Setup your free Apache Kafka instance here: https://www.cloudkarafka.com Configuration:

export CLOUDKARAFKA_BROKERS="host1:9094,host2:9094,host3:9094" Hostnames can be found in the Details view in for your CloudKarafka instance.
export CLOUDKARAFKA_USERNAME="username" Username can be found in the Details view in for your CloudKarafka instance.
export CLOUDKARAFKA_PASSWORD="password" Password can be found in the Details view in for your CloudKarafka instance.
export CLOUDKARAFKA_TOPIC="username-topic" Topic should be the same as your username followed by a dash before the topic.

Furthermore you need to install confluent_kafka library into your project in your terminal window as below.

pip install confluent_kafka

Set up Database

Then, you need to set up a Database to store the incoming Kafka streaming messages. This project use phpMyAdmin through wamp. Setup you database in your local machine here: http://localhost/phpmyadmin/index.php

Python Apache Kafka Consumer, ingests, creates and inserts data into tables

Table and column creation

# Create table if not exist
create_table = "CREATE TABLE IF NOT EXISTS " + table_name + " (ID int NOT NULL AUTO_INCREMENT,PRIMARY KEY (ID), DB_TIME TIMESTAMP NOT NULL DEFAULT CURRENT_TIMESTAMP, KAFKA_TIME varchar(255), DEVICEID varchar(255) NOT NULL );"
cursor.execute(create_table)

# Create columns
if len(kafka_payload_dict['PAYLOAD']) != 0:
   query_create_columns = "ALTER TABLE " + table_name+" "+", ".join(["ADD COLUMN IF NOT EXISTS " + xval + " VARCHAR(255) " for xval in kafka_payload_dict['PAYLOAD']])
   cursor.execute(query_create_columns)
   conn.commit()
else:
    store_raw_data(data,conn)
    print("[JSON][ER] No payload inside json file! The data moved in to RAW Data")

Insert data to DB

placeholder = ("%s,"*len(kafka_payload_dict['PAYLOAD']))+"%s,%s"

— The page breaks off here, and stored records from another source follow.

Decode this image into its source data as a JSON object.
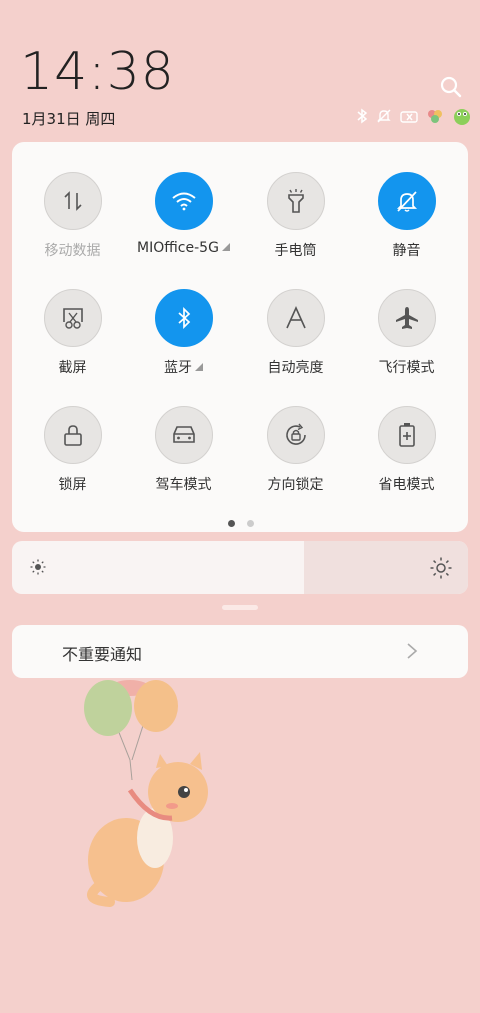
{
  "status": {
    "time": "14:38",
    "date": "1月31日 周四"
  },
  "quick_settings": [
    {
      "label": "移动数据",
      "icon": "mobile-data-icon",
      "on": false,
      "disabled": true
    },
    {
      "label": "MIOffice-5G",
      "icon": "wifi-icon",
      "on": true
    },
    {
      "label": "手电筒",
      "icon": "flashlight-icon",
      "on": false
    },
    {
      "label": "静音",
      "icon": "silent-bell-icon",
      "on": true
    },
    {
      "label": "截屏",
      "icon": "screenshot-icon",
      "on": false
    },
    {
      "label": "蓝牙",
      "icon": "bluetooth-icon",
      "on": true
    },
    {
      "label": "自动亮度",
      "icon": "auto-brightness-icon",
      "on": false
    },
    {
      "label": "飞行模式",
      "icon": "airplane-icon",
      "on": false
    },
    {
      "label": "锁屏",
      "icon": "lock-icon",
      "on": false
    },
    {
      "label": "驾车模式",
      "icon": "car-icon",
      "on": false
    },
    {
      "label": "方向锁定",
      "icon": "rotation-lock-icon",
      "on": false
    },
    {
      "label": "省电模式",
      "icon": "battery-saver-icon",
      "on": false
    }
  ],
  "page_indicator": {
    "count": 2,
    "active": 0
  },
  "brightness": {
    "level": 0.64
  },
  "notification": {
    "label": "不重要通知"
  },
  "colors": {
    "accent": "#1395ee",
    "panel": "#fbfaf9",
    "background": "#f4d0cc"
  }
}
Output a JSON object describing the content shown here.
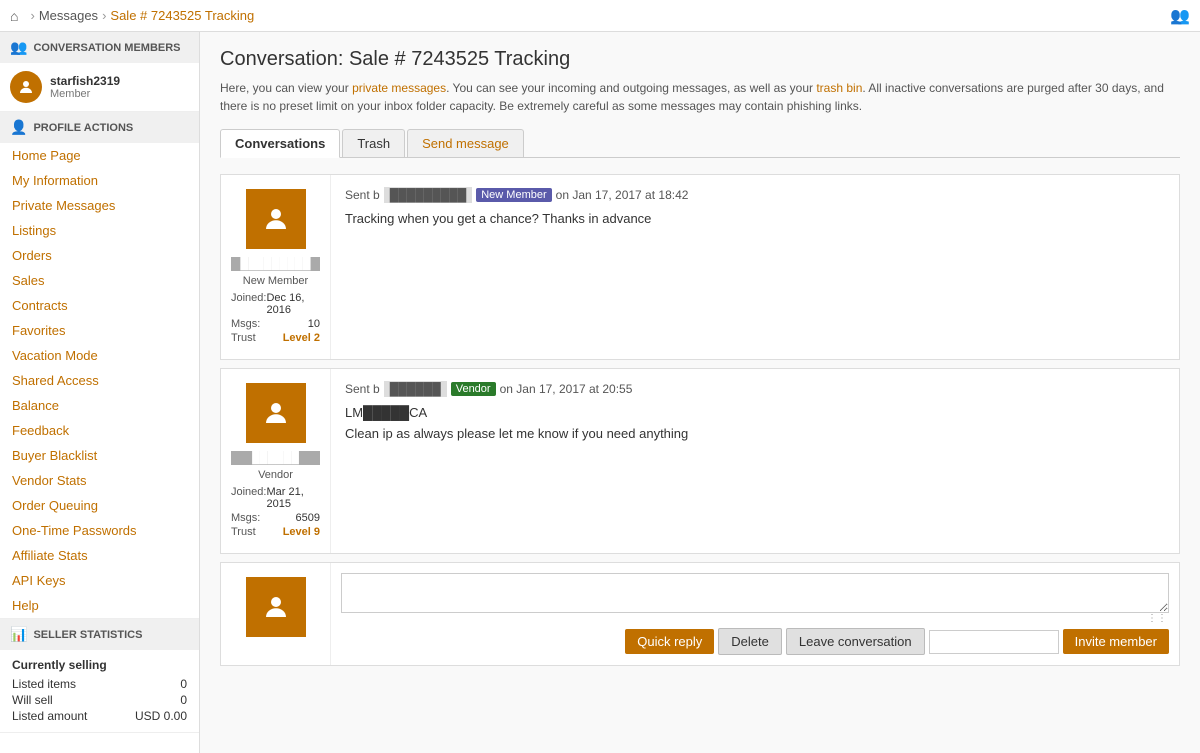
{
  "topnav": {
    "home_icon": "⌂",
    "breadcrumb": [
      {
        "label": "Messages",
        "href": "#"
      },
      {
        "label": "Sale # 7243525 Tracking",
        "active": true
      }
    ],
    "profile_icon": "👤"
  },
  "sidebar": {
    "conversation_members": {
      "header": "CONVERSATION MEMBERS",
      "header_icon": "👥",
      "user": {
        "name": "starfish2319",
        "role": "Member"
      }
    },
    "profile_actions": {
      "header": "PROFILE ACTIONS",
      "header_icon": "👤",
      "links": [
        "Home Page",
        "My Information",
        "Private Messages",
        "Listings",
        "Orders",
        "Sales",
        "Contracts",
        "Favorites",
        "Vacation Mode",
        "Shared Access",
        "Balance",
        "Feedback",
        "Buyer Blacklist",
        "Vendor Stats",
        "Order Queuing",
        "One-Time Passwords",
        "Affiliate Stats",
        "API Keys",
        "Help"
      ]
    },
    "seller_statistics": {
      "header": "SELLER STATISTICS",
      "header_icon": "📊",
      "currently_selling": "Currently selling",
      "stats": [
        {
          "label": "Listed items",
          "value": "0"
        },
        {
          "label": "Will sell",
          "value": "0"
        },
        {
          "label": "Listed amount",
          "value": "USD 0.00"
        }
      ]
    }
  },
  "main": {
    "title": "Conversation: Sale # 7243525 Tracking",
    "info_text": "Here, you can view your private messages. You can see your incoming and outgoing messages, as well as your trash bin. All inactive conversations are purged after 30 days, and there is no preset limit on your inbox folder capacity. Be extremely careful as some messages may contain phishing links.",
    "tabs": [
      {
        "label": "Conversations",
        "active": true
      },
      {
        "label": "Trash",
        "active": false
      },
      {
        "label": "Send message",
        "active": false,
        "special": true
      }
    ],
    "messages": [
      {
        "avatar_username": "█████████",
        "member_label": "New Member",
        "joined": "Dec 16, 2016",
        "msgs": "10",
        "trust": "Level 2",
        "sender_display": "█████████",
        "badge": "New Member",
        "badge_type": "new_member",
        "timestamp": "on Jan 17, 2017 at 18:42",
        "sent_prefix": "Sent b",
        "body": "Tracking when you get a chance? Thanks in advance"
      },
      {
        "avatar_username": "██████",
        "member_label": "Vendor",
        "joined": "Mar 21, 2015",
        "msgs": "6509",
        "trust": "Level 9",
        "sender_display": "██████",
        "badge": "Vendor",
        "badge_type": "vendor",
        "timestamp": "on Jan 17, 2017 at 20:55",
        "sent_prefix": "Sent b",
        "sub_text": "LM█████CA",
        "body": "Clean ip as always please let me know if you need anything"
      }
    ],
    "reply": {
      "placeholder": "",
      "buttons": {
        "quick_reply": "Quick reply",
        "delete": "Delete",
        "leave_conversation": "Leave conversation",
        "invite_placeholder": "",
        "invite_member": "Invite member"
      }
    }
  }
}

query_insert_data_values = [kafka_payload_dict['DEVICEID'],kafka_payload_dict['KAFKA_TIME']] + list(kafka_payload_dict['PAYLOAD'].values())

query_insert_data = "insert into `{table}` ({columns}) values ({values});".format(table=table_name, columns="DEVICEID,KAFKA_TIME,"+",".join(kafka_payload_dict['PAYLOAD'].keys()), values=placeholder)

cursor.execute(query_insert_data, query_insert_data_values)
conn.commit()

JSON Object

The json object must be like the bellow format structure to be ingested from the algorithm.

{
   "device id":"xxxxxxxxxxxx00",
   "type":"Statistics",
   "payload":{
      "mean":12.000000,
      "median":"lorem ipsum",
      "std":9.232682,
      "min":23.000000,
      "max":51.000000,
      "count":12.000000
   }
}

Furthermore, the algorithm is able to handle:

wrong json input
*wrong json syntax
*empty payload
*non json format at all

⁣ * In the above three cases the algorithm store the messages in a table called “raw_data”

Examples of use

New entry

Initially, we don’t have any table into our database, it will be created when the Kafka Producer sends a json object to Kafka server cloud to trigger our consumer which always looking for new messages when there is a new message then created a table and columns if not exist into the database or writes the data values in the already existing tables.

empty database

When we try our first entry

Producer Side

Consumer Side

Database Side new table record

Database Side existing table but new column entry

Wrong syntax or empty payload

In case of wrong syntax or empty payload, these messages go in raw_data table into the database, in order to have a track of miss writing JSON objects for future investigation.